The script takes two arguments:
-
The data_folder that would contain the prepared data. This should be pointed to ~/teamdrive/mlvariance/data if run from GPU dev machine.
-
The mode which represents the scenario:
-
holdout: holdout a portion of class 0
-
holdout-dup: holdout a portion of class 0 with duplication so the number of training examples is evently distributed across all classes
-
augmentation: convert a portion of class 0 to grayscale
-
augmentation-all: convert a portion of all classes to grayscale
prepare_holdout_cifar100-cifar10.py prepares CIFAR100 data for holdout scenarios.
The script takes two arguments:
-
The data_folder that would contain the prepared data. This should be pointed to ~/teamdrive/mlvariance/data if run from GPU dev machine.
-
The mode which represents the scenario:
- holdout: holdout a portion of a subclass. The list of subclasses are hard coded in the script.
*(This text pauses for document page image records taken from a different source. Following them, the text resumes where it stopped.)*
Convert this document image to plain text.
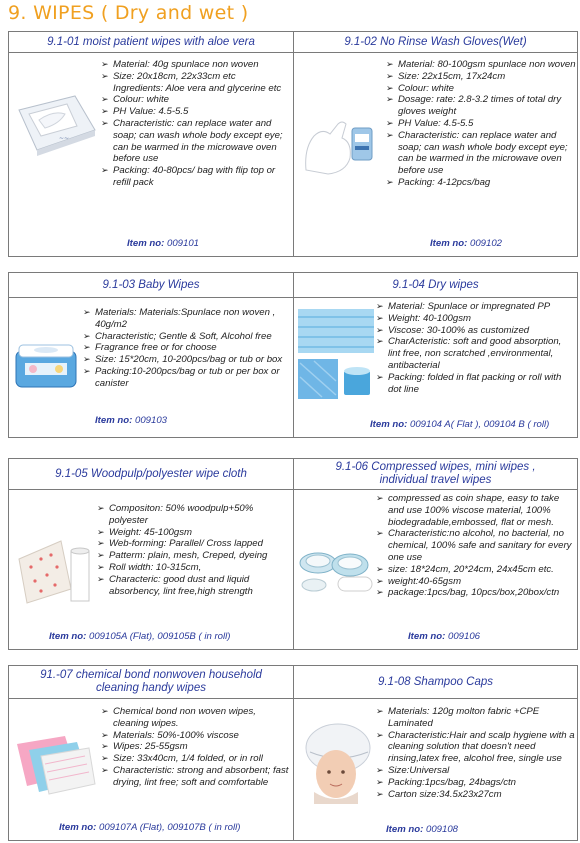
9. WIPES ( Dry and wet )
9.1-01 moist patient wipes with aloe vera
~~
➢ Material: 40g spunlace non woven
➢ Size: 20x18cm, 22x33cm etc
Ingredients: Aloe vera and glycerine etc
➢ Colour: white
➢ PH Value: 4.5-5.5
➢ Characteristic: can replace water and soap; can wash whole body except eye; can be warmed in the microwave oven before use
➢ Packing: 40-80pcs/ bag with flip top or refill pack
Item no: 009101
9.1-02 No Rinse Wash Gloves(Wet)
➢ Material: 80-100gsm spunlace non woven
➢ Size: 22x15cm, 17x24cm
➢ Colour: white
➢ Dosage: rate: 2.8-3.2 times of total dry gloves weight
➢ PH Value: 4.5-5.5
➢ Characteristic: can replace water and soap; can wash whole body except eye; can be warmed in the microwave oven before use
➢ Packing: 4-12pcs/bag
Item no: 009102
9.1-03 Baby Wipes
➢ Materials: Materials:Spunlace non woven , 40g/m2
➢ Characteristic; Gentle & Soft, Alcohol free
➢ Fragrance free or for choose
➢ Size: 15*20cm, 10-200pcs/bag or tub or box
➢ Packing:10-200pcs/bag or tub or per box or canister
Item no: 009103
9.1-04 Dry wipes
➢ Material: Spunlace or impregnated PP
➢ Weight: 40-100gsm
➢ Viscose: 30-100% as customized
➢ CharActeristic: soft and good absorption, lint free, non scratched ,environmental, antibacterial
➢ Packing: folded in flat packing or roll with dot line
Item no: 009104 A( Flat ), 009104 B ( roll)
9.1-05 Woodpulp/polyester wipe cloth
➢ Compositon: 50% woodpulp+50% polyester
➢ Weight: 45-100gsm
➢ Web-forming: Parallel/ Cross lapped
➢ Patterm: plain, mesh, Creped, dyeing
➢ Roll width: 10-315cm,
➢ Characteric: good dust and liquid absorbency, lint free,high strength
Item no: 009105A (Flat), 009105B ( in roll)
9.1-06 Compressed wipes, mini wipes ,
individual travel wipes
➢ compressed as coin shape, easy to take and use 100% viscose material, 100% biodegradable,embossed, flat or mesh.
➢ Characteristic:no alcohol, no bacterial, no chemical, 100% safe and sanitary for every one use
➢ size: 18*24cm, 20*24cm, 24x45cm etc.
➢ weight:40-65gsm
➢ package:1pcs/bag, 10pcs/box,20box/ctn
Item no: 009106
91.-07 chemical bond nonwoven household
cleaning handy wipes
➢ Chemical bond non woven wipes, cleaning wipes.
➢ Materials: 50%-100% viscose
➢ Wipes: 25-55gsm
➢ Size: 33x40cm, 1/4 folded, or in roll
➢ Characteristic: strong and absorbent; fast drying, lint free; soft and comfortable
Item no: 009107A (Flat), 009107B ( in roll)
9.1-08 Shampoo Caps
➢ Materials: 120g molton fabric +CPE Laminated
➢ Characteristic:Hair and scalp hygiene with a cleaning solution that doesn't need rinsing,latex free, alcohol free, single use
➢ Size:Universal
➢ Packing:1pcs/bag, 24bags/ctn
➢ Carton size:34.5x23x27cm
Item no: 009108
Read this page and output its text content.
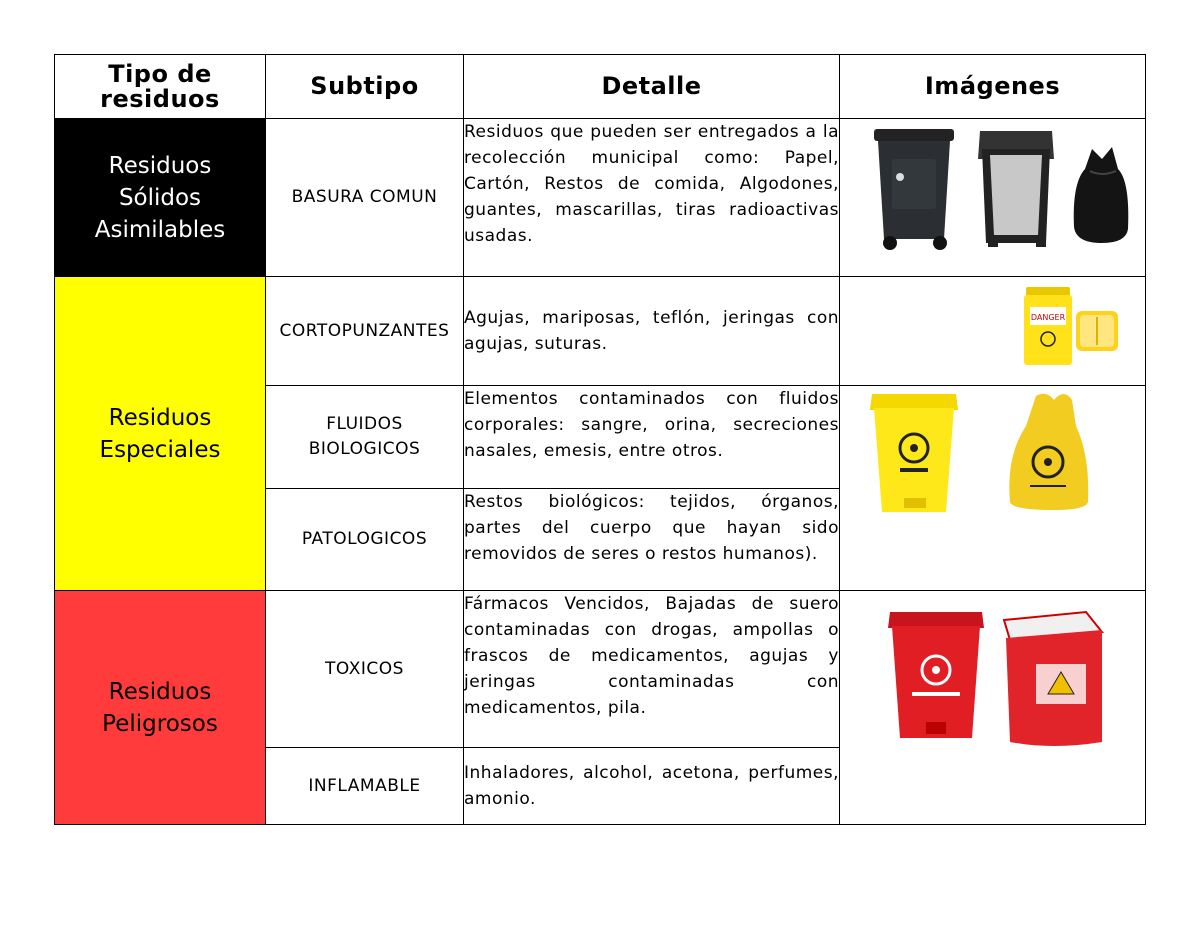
Tipo de residuos	Subtipo	Detalle	Imágenes
Residuos Sólidos Asimilables	BASURA COMUN	Residuos que pueden ser entregados a la recolección municipal como: Papel, Cartón, Restos de comida, Algodones, guantes, mascarillas, tiras radioactivas usadas.	

Residuos Especiales	CORTOPUNZANTES	Agujas, mariposas, teflón, jeringas con agujas, suturas.	DANGER

	FLUIDOS BIOLOGICOS	Elementos contaminados con fluidos corporales: sangre, orina, secreciones nasales, emesis, entre otros.	

	PATOLOGICOS	Restos biológicos: tejidos, órganos, partes del cuerpo que hayan sido removidos de seres o restos humanos).	
Residuos Peligrosos	TOXICOS	Fármacos Vencidos, Bajadas de suero contaminadas con drogas, ampollas o frascos de medicamentos, agujas y jeringas contaminadas con medicamentos, pila.	

	INFLAMABLE	Inhaladores, alcohol, acetona, perfumes, amonio.	
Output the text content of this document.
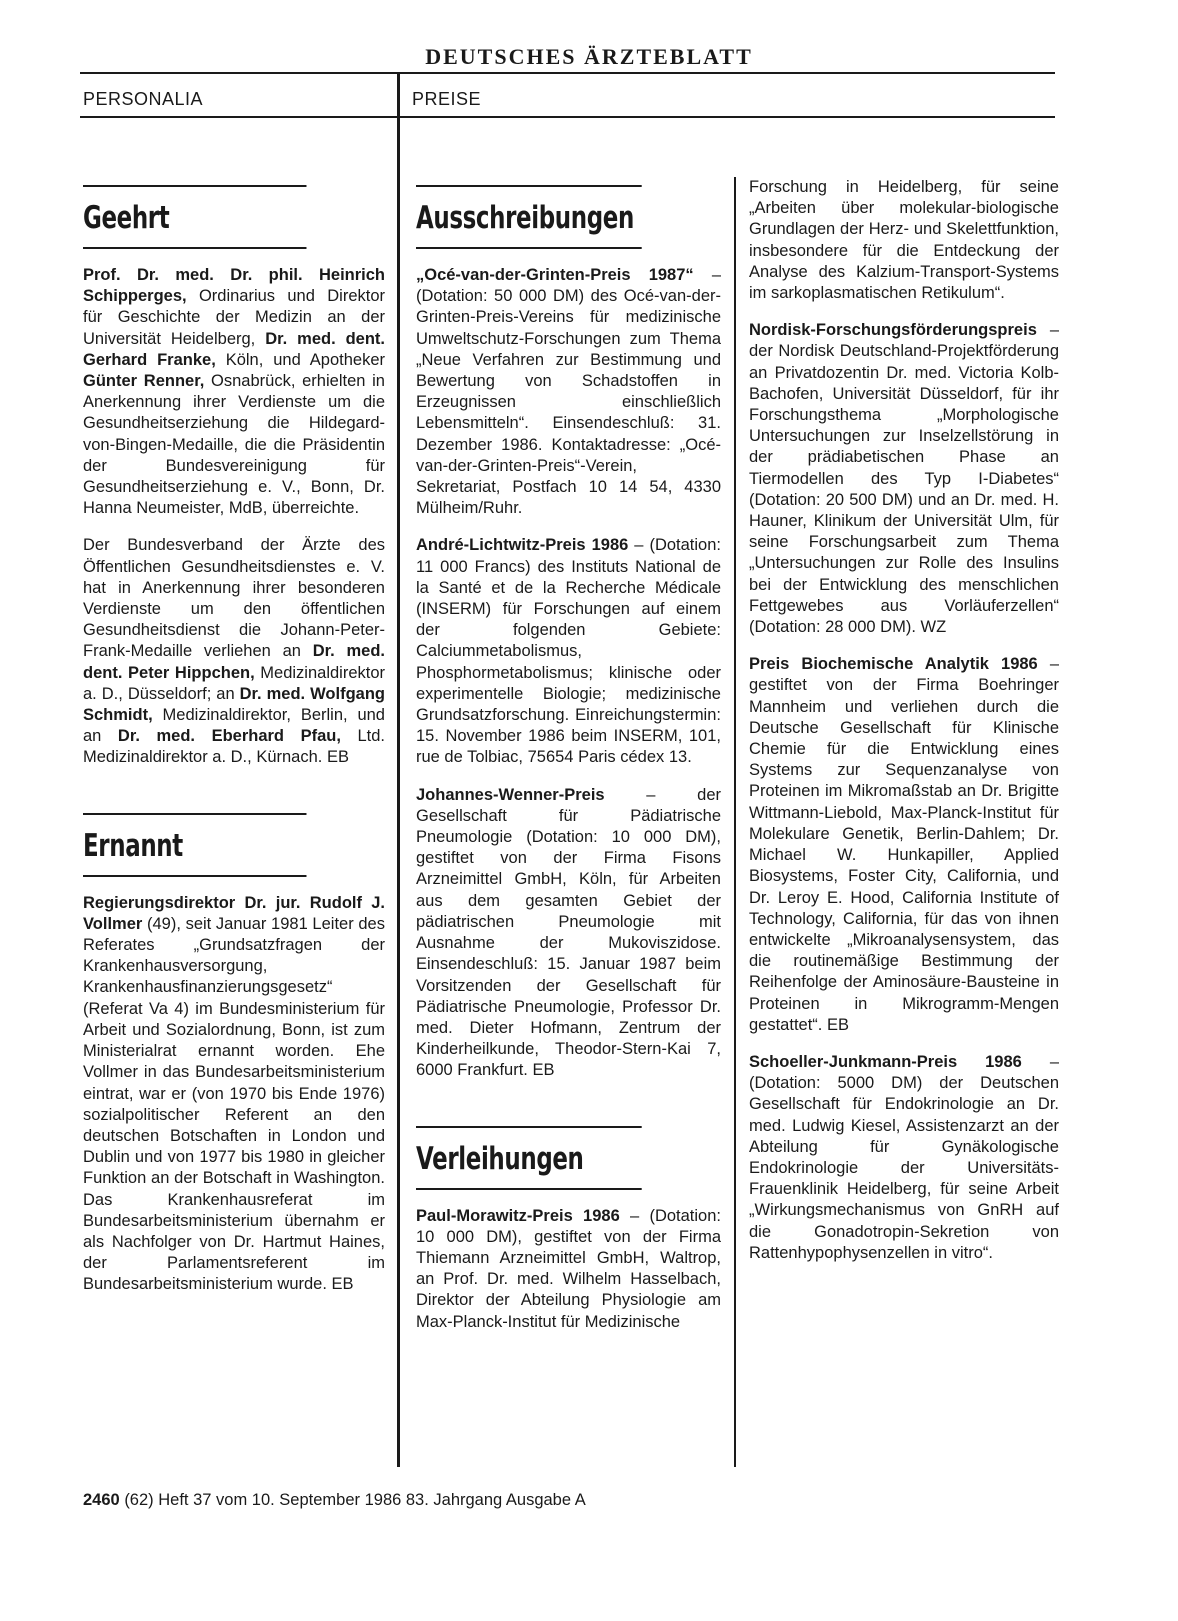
DEUTSCHES ÄRZTEBLATT
PERSONALIA	PREISE
Geehrt

Prof. Dr. med. Dr. phil. Heinrich Schipperges, Ordinarius und Direktor für Geschichte der Medizin an der Universität Heidelberg, Dr. med. dent. Gerhard Franke, Köln, und Apotheker Günter Renner, Osnabrück, erhielten in Anerkennung ihrer Verdienste um die Gesundheitserziehung die Hildegard-von-Bingen-Medaille, die die Präsidentin der Bundesvereinigung für Gesundheitserziehung e. V., Bonn, Dr. Hanna Neumeister, MdB, überreichte.

Der Bundesverband der Ärzte des Öffentlichen Gesundheitsdienstes e. V. hat in Anerkennung ihrer besonderen Verdienste um den öffentlichen Gesundheitsdienst die Johann-Peter-Frank-Medaille verliehen an Dr. med. dent. Peter Hippchen, Medizinaldirektor a. D., Düsseldorf; an Dr. med. Wolfgang Schmidt, Medizinaldirektor, Berlin, und an Dr. med. Eberhard Pfau, Ltd. Medizinaldirektor a. D., Kürnach. EB

Ernannt

Regierungsdirektor Dr. jur. Rudolf J. Vollmer (49), seit Januar 1981 Leiter des Referates „Grundsatzfragen der Krankenhausversorgung, Krankenhausfinanzierungsgesetz“ (Referat Va 4) im Bundesministerium für Arbeit und Sozialordnung, Bonn, ist zum Ministerialrat ernannt worden. Ehe Vollmer in das Bundesarbeitsministerium eintrat, war er (von 1970 bis Ende 1976) sozialpolitischer Referent an den deutschen Botschaften in London und Dublin und von 1977 bis 1980 in gleicher Funktion an der Botschaft in Washington. Das Krankenhausreferat im Bundesarbeitsministerium übernahm er als Nachfolger von Dr. Hartmut Haines, der Parlamentsreferent im Bundesarbeitsministerium wurde. EB

Ausschreibungen

„Océ-van-der-Grinten-Preis 1987“ – (Dotation: 50 000 DM) des Océ-van-der-Grinten-Preis-Vereins für medizinische Umweltschutz-Forschungen zum Thema „Neue Verfahren zur Bestimmung und Bewertung von Schadstoffen in Erzeugnissen einschließlich Lebensmitteln“. Einsendeschluß: 31. Dezember 1986. Kontaktadresse: „Océ-van-der-Grinten-Preis“-Verein, Sekretariat, Postfach 10 14 54, 4330 Mülheim/Ruhr.

André-Lichtwitz-Preis 1986 – (Dotation: 11 000 Francs) des Instituts National de la Santé et de la Recherche Médicale (INSERM) für Forschungen auf einem der folgenden Gebiete: Calciummetabolismus, Phosphormetabolismus; klinische oder experimentelle Biologie; medizinische Grundsatzforschung. Einreichungstermin: 15. November 1986 beim INSERM, 101, rue de Tolbiac, 75654 Paris cédex 13.

Johannes-Wenner-Preis – der Gesellschaft für Pädiatrische Pneumologie (Dotation: 10 000 DM), gestiftet von der Firma Fisons Arzneimittel GmbH, Köln, für Arbeiten aus dem gesamten Gebiet der pädiatrischen Pneumologie mit Ausnahme der Mukoviszidose. Einsendeschluß: 15. Januar 1987 beim Vorsitzenden der Gesellschaft für Pädiatrische Pneumologie, Professor Dr. med. Dieter Hofmann, Zentrum der Kinderheilkunde, Theodor-Stern-Kai 7, 6000 Frankfurt. EB

Verleihungen

Paul-Morawitz-Preis 1986 – (Dotation: 10 000 DM), gestiftet von der Firma Thiemann Arzneimittel GmbH, Waltrop, an Prof. Dr. med. Wilhelm Hasselbach, Direktor der Abteilung Physiologie am Max-Planck-Institut für Medizinische

Forschung in Heidelberg, für seine „Arbeiten über molekular-biologische Grundlagen der Herz- und Skelettfunktion, insbesondere für die Entdeckung der Analyse des Kalzium-Transport-Systems im sarkoplasmatischen Retikulum“.

Nordisk-Forschungsförderungspreis – der Nordisk Deutschland-Projektförderung an Privatdozentin Dr. med. Victoria Kolb-Bachofen, Universität Düsseldorf, für ihr Forschungsthema „Morphologische Untersuchungen zur Inselzellstörung in der prädiabetischen Phase an Tiermodellen des Typ I-Diabetes“ (Dotation: 20 500 DM) und an Dr. med. H. Hauner, Klinikum der Universität Ulm, für seine Forschungsarbeit zum Thema „Untersuchungen zur Rolle des Insulins bei der Entwicklung des menschlichen Fettgewebes aus Vorläuferzellen“ (Dotation: 28 000 DM). WZ

Preis Biochemische Analytik 1986 – gestiftet von der Firma Boehringer Mannheim und verliehen durch die Deutsche Gesellschaft für Klinische Chemie für die Entwicklung eines Systems zur Sequenzanalyse von Proteinen im Mikromaßstab an Dr. Brigitte Wittmann-Liebold, Max-Planck-Institut für Molekulare Genetik, Berlin-Dahlem; Dr. Michael W. Hunkapiller, Applied Biosystems, Foster City, California, und Dr. Leroy E. Hood, California Institute of Technology, California, für das von ihnen entwickelte „Mikroanalysensystem, das die routinemäßige Bestimmung der Reihenfolge der Aminosäure-Bausteine in Proteinen in Mikrogramm-Mengen gestattet“. EB

Schoeller-Junkmann-Preis 1986 – (Dotation: 5000 DM) der Deutschen Gesellschaft für Endokrinologie an Dr. med. Ludwig Kiesel, Assistenzarzt an der Abteilung für Gynäkologische Endokrinologie der Universitäts-Frauenklinik Heidelberg, für seine Arbeit „Wirkungsmechanismus von GnRH auf die Gonadotropin-Sekretion von Rattenhypophysenzellen in vitro“.

2460 (62) Heft 37 vom 10. September 1986 83. Jahrgang Ausgabe A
local_export_images_cifar100.py: export images to display in html report
There are various training scripts for different datasets for COMPAS, CIFAR10, and CIFAR100
To train the models for the COMPAS dataset, you can run one of several scripts
- main_compas.py: for training with original COMPAS dataset
- main_artificial_compas.py: for training using COMPAS dataset with artificial correlated features
- main_holdout_compas.py: for training using COMPAS dataset with holdout clusted set
To train models for CIFAR10 and CIFAR100, the AML platform would be used. To schedule the training jobs, the script cluster_schedulel_all.py can be used. This is a master script that queue jobs to the AML cluster. The script take a single argument local_teamdrive_folder which should point to ~/teamdrive/mlvariance. There should be a config.json file with the subscription info for the AML cluster. This is the information from [https://dev.azure.com/msresearch/GCR/_wiki/wikis/GCR.wiki/3438/AML-K8s-(aka-ITP)-Overview] under the table Connection Details.
- To train CIFAR10 models uncomment the line runs_list = list_cifar10_runs(...). This function generate the jobs list which consist of single run of cluster_single_cifar10.py
- To train CIFAR100 models uncomment the line runs_list = list_cifar100_runs(...). This function generate the jobs list which consist of single run of cluster_single_cifar100.py
There are several scripts that can be used to generate the analysis result. There are some analysis scripts under the analysis folder.
There are several script to analyze COMPAS result under the analysis folder.
- _analyze.py: analyze COMPAS result without holdout
- _analyze_artificial.py: analyze COMPAS result with artificial correlated features
- _analyze_holdout.py: analyze COMPAS result with holdout cluster set
Run the analyze_cifar10.py script to analyze the accuracy of the CIFAR10 models. This script takes one argument result_folder which should be pointed to ~/teamdrive/mlvariance/result if run in GPU Dev machine.
There are several analysis script for CIFAR100.
-
cluster_single_detail_analysis_cifar100.py: runs this via cluster_schedulel_all.py by uncommenting runs_list = list_cifar100_holdout_analysis_runs(..., "cluster_single_detail_analysis_cifar100.py"). This generates detail analysis for each sample and also create ranking results.
-
cluster_single_saliency_cifar100.py: runs this via cluster_schedulel_all.py by uncommenting runs_list = list_cifar100_holdout_generate_map_runs(...). This generates gradcam images for all samples.
-
cluster_single_detail_analysis_cifar100_html.py: runs this via cluster_schedulel_all.py by uncommenting runs_list = list_cifar100_holdout_analysis_runs(..., "cluster_single_detail_analysis_cifar100_html.py"). This generates detail analysis in the form of html pages for each sample which includes gradcam images.
- analyze_cifar100.py: analyze CIFAR100 models accuracy
- local_merge_rank_report.py: to merge the result once all cluster_single_detail_analysis_cifar100.py has finished.